Many different approaches have been proposed to determine who is poor and who is not. The gold standard is a household expenditure survey; that is very time-consuming and expensive, so it cannot be done by small organizations or on a massive scale. But poverty scorecards—a relatively new approach based on data from country’s own national survey—have proven to be effective at estimating expenditure-based poverty quickly and easily. And they work for any expenditure-based poverty line, including $1/day and national poverty lines.

During a recent presentation at IDB headquarters, Mark Schreiner, Director of Microfinance Risk Management, L.L.C. and a Senior Scholar at the Center for Social Development at Washington University in Saint Louis, explained how “scoring produces a single, simple, inexpensive estimate of poverty status that is transparent, verifiable, and based on an objective poverty line.” 

Unlike the “direct approach” that uses 2–8 hour household expenditure surveys, the poverty scoring “indirect approach” uses 10 simple and verifiable indicators, such as the type of roof on the house or whether the household cooks with wood. The process is simple enough for field workers to compute on paper by hand, in 5 minutes, without the need for software.
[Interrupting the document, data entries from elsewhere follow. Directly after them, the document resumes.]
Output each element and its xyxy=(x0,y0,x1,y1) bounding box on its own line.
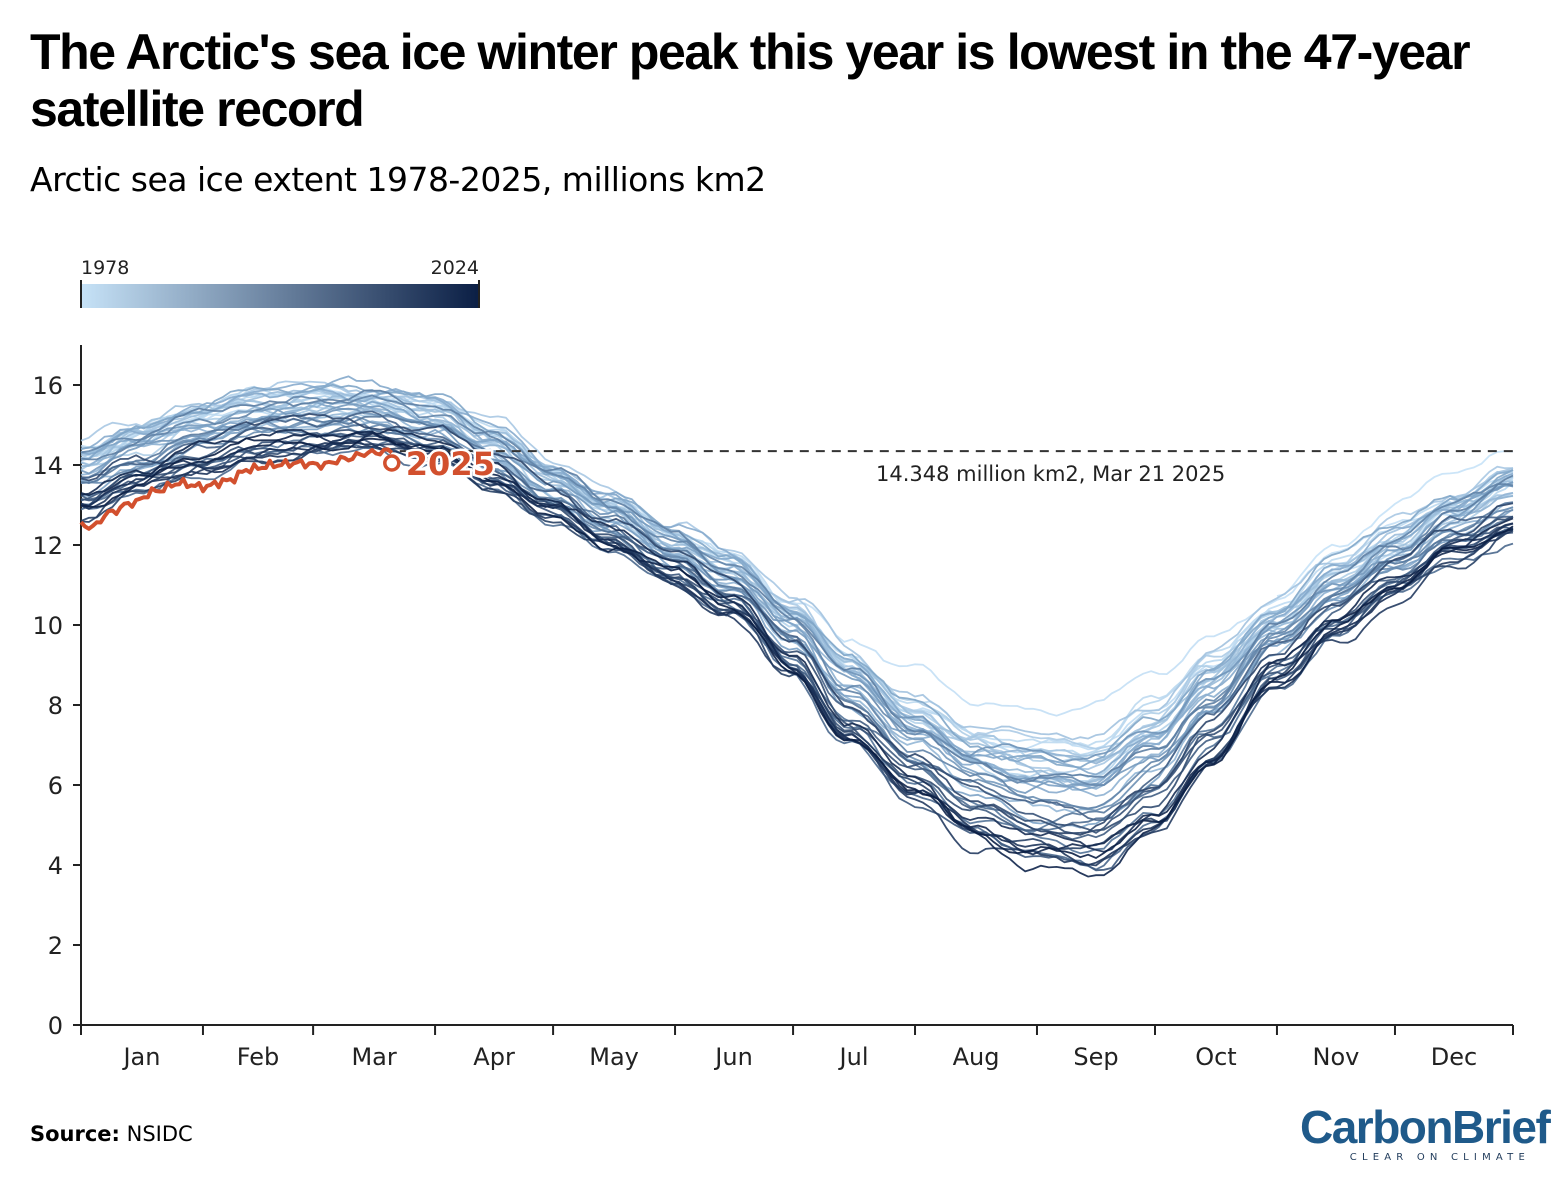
line-2025 xyxy=(79,447,394,531)
y-tick-label-2: 2 xyxy=(48,932,63,960)
year-line-2016 xyxy=(80,428,1514,835)
x-tick-label-dec: Dec xyxy=(1431,1043,1477,1071)
year-line-1999 xyxy=(80,383,1514,769)
y-tick-label-14: 14 xyxy=(32,452,63,480)
year-line-1980 xyxy=(80,392,1514,751)
legend-start-label: 1978 xyxy=(81,257,129,279)
y-tick-label-6: 6 xyxy=(48,772,63,800)
x-tick-label-sep: Sep xyxy=(1073,1043,1118,1071)
year-line-2001 xyxy=(80,423,1514,791)
year-line-2012 xyxy=(80,410,1514,822)
source-note: Source: NSIDC xyxy=(30,1122,193,1146)
x-axis: Jan Feb Mar Apr May Jun Jul Aug Sep Oct Nov Dec xyxy=(80,1024,1514,1071)
y-tick-label-10: 10 xyxy=(32,612,63,640)
logo-wordmark: CarbonBrief xyxy=(1300,1101,1551,1153)
max-reference-label: 14.348 million km2, Mar 21 2025 xyxy=(876,462,1225,486)
year-line-2024 xyxy=(80,437,1514,860)
x-tick-label-nov: Nov xyxy=(1313,1043,1360,1071)
year-line-1989 xyxy=(80,382,1514,741)
color-legend: 1978 2024 xyxy=(80,257,480,308)
x-tick-label-mar: Mar xyxy=(351,1043,396,1071)
source-value: NSIDC xyxy=(126,1122,193,1146)
x-tick-label-oct: Oct xyxy=(1195,1043,1237,1071)
x-tick-label-aug: Aug xyxy=(953,1043,1000,1071)
x-tick-label-may: May xyxy=(589,1043,639,1071)
chart-title: The Arctic's sea ice winter peak this ye… xyxy=(30,24,1471,137)
y-tick-label-12: 12 xyxy=(32,532,63,560)
year-line-2007 xyxy=(80,389,1514,783)
legend-color-bar xyxy=(81,284,479,308)
y-tick-label-16: 16 xyxy=(32,372,63,400)
x-tick-label-feb: Feb xyxy=(237,1043,280,1071)
legend-end-label: 2024 xyxy=(431,257,479,279)
x-tick-label-jun: Jun xyxy=(713,1043,753,1071)
x-tick-label-apr: Apr xyxy=(473,1043,515,1071)
year-line-2021 xyxy=(80,431,1514,853)
y-tick-label-0: 0 xyxy=(48,1012,63,1040)
y-tick-label-8: 8 xyxy=(48,692,63,720)
y-tick-label-4: 4 xyxy=(48,852,63,880)
marker-2025 xyxy=(383,454,401,472)
year-line-2003 xyxy=(80,407,1514,763)
logo-tagline: CLEAR ON CLIMATE xyxy=(1349,1152,1530,1163)
carbonbrief-logo: CarbonBrief CLEAR ON CLIMATE xyxy=(1300,1101,1551,1163)
y-axis: 0 2 4 6 8 10 12 14 16 xyxy=(32,345,82,1040)
highlight-layer: 2025 xyxy=(79,443,497,531)
x-tick-label-jan: Jan xyxy=(121,1043,160,1071)
x-tick-label-jul: Jul xyxy=(838,1043,869,1071)
label-2025: 2025 xyxy=(406,445,495,483)
reference-layer: 14.348 million km2, Mar 21 2025 xyxy=(399,450,1513,486)
year-line-2017 xyxy=(80,412,1514,836)
year-line-1998 xyxy=(80,375,1514,776)
source-label: Source: xyxy=(30,1122,120,1146)
year-lines xyxy=(80,375,1514,878)
year-line-1995 xyxy=(80,400,1514,798)
chart-subtitle: Arctic sea ice extent 1978-2025, million… xyxy=(30,160,766,199)
year-line-1985 xyxy=(80,400,1514,763)
year-line-2018 xyxy=(80,439,1514,850)
year-line-1978 xyxy=(1276,450,1514,597)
One of the scorecard’s best features is its simplicity. Scores range from 0 (most likely poor) to 100 (least-likely poor). For the example of Peru, a score of 15-19 corresponds to a poverty likelihood of 92%, meaning that among households in the national expenditure survey, 92 percent who scored 15–19 had expenditure below the national poverty line.
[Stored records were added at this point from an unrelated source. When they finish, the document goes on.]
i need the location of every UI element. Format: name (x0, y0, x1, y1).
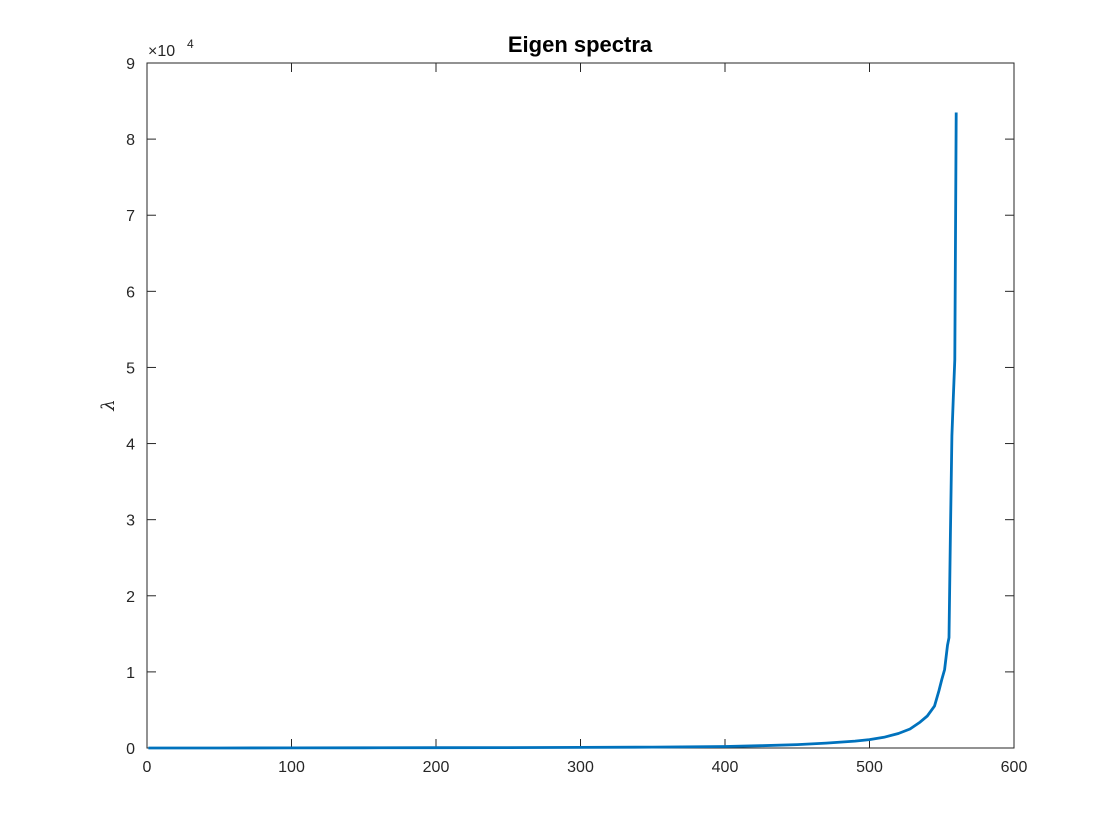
y-tick-label: 1 (126, 665, 135, 682)
y-exponent-base: ×10 (148, 43, 175, 60)
x-tick-label: 400 (712, 759, 739, 776)
axes (146, 62, 1015, 749)
y-axis-exponent: ×10 4 (148, 37, 194, 60)
x-tick-label: 0 (143, 759, 152, 776)
series-line (148, 112, 958, 750)
x-tick-label: 200 (423, 759, 450, 776)
y-tick-label: 4 (126, 437, 135, 454)
y-tick-label: 3 (126, 513, 135, 530)
y-tick-label: 8 (126, 132, 135, 149)
y-tick-label: 6 (126, 284, 135, 301)
x-tick-label: 100 (278, 759, 305, 776)
x-tick-label: 600 (1001, 759, 1028, 776)
x-tick-label: 300 (567, 759, 594, 776)
y-tick-label: 5 (126, 360, 135, 377)
y-axis-label: λ (98, 399, 119, 411)
y-tick-label: 7 (126, 208, 135, 225)
x-tick-label: 500 (856, 759, 883, 776)
y-tick-label: 0 (126, 741, 135, 758)
y-tick-label: 9 (126, 56, 135, 73)
series-group (148, 112, 958, 750)
plot-box (146, 62, 1015, 749)
y-exponent-power: 4 (187, 37, 194, 51)
chart-title: Eigen spectra (508, 32, 653, 57)
y-tick-label: 2 (126, 589, 135, 606)
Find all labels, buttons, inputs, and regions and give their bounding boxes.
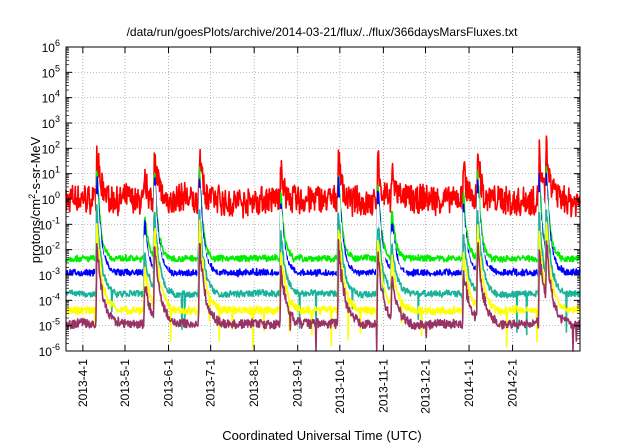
series-layer [65,135,581,352]
series-line-1 [65,135,581,219]
x-axis-label: Coordinated Universal Time (UTC) [222,428,421,443]
series-line-5 [65,204,581,336]
y-axis-label: protons/cm2-s-sr-MeV [27,136,43,263]
x-tick-label: 2013-4-1 [76,359,90,407]
svg-text:protons/cm2-s-sr-MeV: protons/cm2-s-sr-MeV [27,136,43,263]
chart-title: /data/run/goesPlots/archive/2014-03-21/f… [127,25,519,39]
x-tick-label: 2013-7-1 [204,359,218,407]
y-tick-label: 10-3 [39,266,60,283]
y-tick-label: 106 [42,38,60,55]
x-tick-label: 2013-6-1 [162,359,176,407]
y-tick-label: 10-5 [39,317,60,334]
x-tick-label: 2013-11-1 [376,359,390,413]
y-tick-label: 104 [42,89,60,106]
y-tick-label: 10-1 [39,215,60,232]
series-line-4 [65,185,581,281]
series-line-6 [65,219,581,349]
y-axis-label-rest: -s-sr-MeV [28,136,43,193]
series-line-7 [65,239,581,352]
x-tick-label: 2014-2-1 [506,359,520,407]
y-tick-label: 105 [42,63,60,80]
ticks: 10-6 10-5 10-4 10-3 10-2 10-1 100 101 102 103 104 1… [39,38,580,414]
y-tick-label: 10-6 [39,342,60,359]
y-tick-label: 10-4 [39,291,60,308]
x-tick-label: 2013-12-1 [419,359,433,414]
x-tick-label: 2013-8-1 [247,359,261,407]
x-tick-label: 2013-10-1 [333,359,347,414]
y-axis-label-sup: 2 [27,194,37,199]
x-tick-label: 2014-1-1 [462,359,476,407]
y-tick-label: 102 [42,139,60,156]
y-tick-label: 101 [42,165,60,182]
x-tick-label: 2013-9-1 [291,359,305,407]
series-line-2 [65,166,581,264]
y-axis-label-base: protons/cm [28,199,43,263]
y-tick-label: 103 [42,114,60,131]
x-tick-label: 2013-5-1 [118,359,132,407]
y-tick-label: 10-2 [39,241,60,258]
y-tick-label: 100 [42,190,60,207]
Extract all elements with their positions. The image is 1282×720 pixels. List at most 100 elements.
Indicators and their weights are selected based not on the analyst’s subjective judgments but rather on statistics (logical regression) and a set of other practical criteria that relate indicators to the known poverty status for surveyed households while ensuring that the selected indicators make sense to users. Indicators are limited to those that a field worker can check in a visit to the homestead.

Poverty scorecards are designed to fit local needs. Although they were designed in the context of microfinance, they are not microfinance-specific and work just as well for any pro-poor program.
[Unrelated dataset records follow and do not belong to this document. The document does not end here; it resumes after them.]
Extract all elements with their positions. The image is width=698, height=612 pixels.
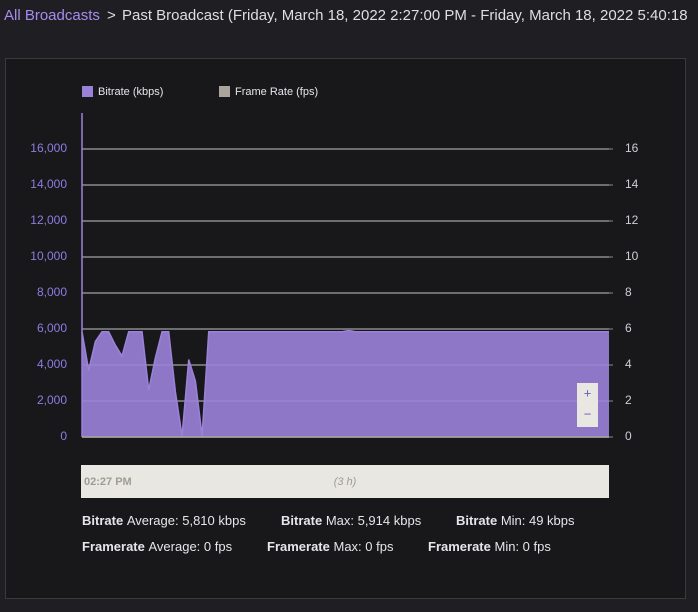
y-tick-label: 2,000 (37, 393, 67, 407)
y2-tick-label: 12 (625, 213, 639, 227)
y2-tick-label: 2 (625, 393, 632, 407)
stat: Bitrate Min: 49 kbps (456, 513, 575, 528)
breadcrumb-separator: > (107, 7, 116, 24)
stat-value: Average: 5,810 kbps (127, 513, 247, 528)
stat-label: Framerate (428, 539, 491, 554)
stat: Bitrate Max: 5,914 kbps (281, 513, 422, 528)
stat-label: Framerate (267, 539, 330, 554)
y2-tick-label: 0 (625, 429, 632, 443)
y-tick-label: 16,000 (30, 141, 67, 155)
y-tick-label: 14,000 (30, 177, 67, 191)
breadcrumb-current: Past Broadcast (Friday, March 18, 2022 2… (122, 7, 688, 24)
zoom-button[interactable]: + (584, 385, 592, 400)
navigator-start: 02:27 PM (84, 476, 132, 488)
stat: Framerate Average: 0 fps (82, 539, 233, 554)
stat-label: Bitrate (456, 513, 497, 528)
navigator-span: (3 h) (334, 476, 357, 488)
y-tick-label: 12,000 (30, 213, 67, 227)
stat: Framerate Max: 0 fps (267, 539, 394, 554)
legend-swatch (82, 86, 93, 97)
y-tick-label: 8,000 (37, 285, 67, 299)
y2-tick-label: 10 (625, 249, 639, 263)
zoom-button[interactable]: − (584, 406, 592, 421)
y-tick-label: 10,000 (30, 249, 67, 263)
area (82, 330, 609, 437)
stat: Bitrate Average: 5,810 kbps (82, 513, 246, 528)
stat-value: Max: 0 fps (334, 539, 394, 554)
stat-label: Bitrate (281, 513, 322, 528)
stat-label: Framerate (82, 539, 145, 554)
stat-value: Min: 49 kbps (501, 513, 575, 528)
legend-label: Frame Rate (fps) (235, 86, 318, 98)
stat-value: Average: 0 fps (149, 539, 233, 554)
breadcrumb-link[interactable]: All Broadcasts (4, 7, 100, 24)
stat: Framerate Min: 0 fps (428, 539, 551, 554)
stat-value: Min: 0 fps (495, 539, 552, 554)
y-tick-label: 6,000 (37, 321, 67, 335)
y2-tick-label: 14 (625, 177, 639, 191)
stat-value: Max: 5,914 kbps (326, 513, 422, 528)
stat-label: Bitrate (82, 513, 123, 528)
line (81, 329, 609, 437)
navigator[interactable] (81, 465, 609, 498)
zoom-panel (577, 383, 598, 427)
y2-tick-label: 4 (625, 357, 632, 371)
y2-tick-label: 8 (625, 285, 632, 299)
y2-tick-label: 16 (625, 141, 639, 155)
y-tick-label: 4,000 (37, 357, 67, 371)
legend-swatch (219, 86, 230, 97)
y2-tick-label: 6 (625, 321, 632, 335)
y-tick-label: 0 (60, 429, 67, 443)
legend-label: Bitrate (kbps) (98, 86, 163, 98)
The three basic uses of poverty scoring are to measure poverty rates (% poor), track changes in poverty rates over time, and to help target services. Accuracy of the scorecards for estimates of poverty rates has been documented to 90-percent confidence level, +/– 2 percentages points if the sample size is at least 5,000.

Scorecards have been piloted in 10 countries and have been adopted for regular, on-going use by BRAC and ASA in Bangladesh, two of the world’s titans in microfinance with 7 million clients each.  In Latin America and the Caribbean, scorecards have been developed for Bolivia, El Salvador, Guatemala, Haiti, Mexico, Nicaragua, and Peru.

Sergio Navajas of the IDB’s Multilateral Investment Fund said that scorecards are a good way of determining who the Bank’s programs are reaching, since they are so inexpensive and effective.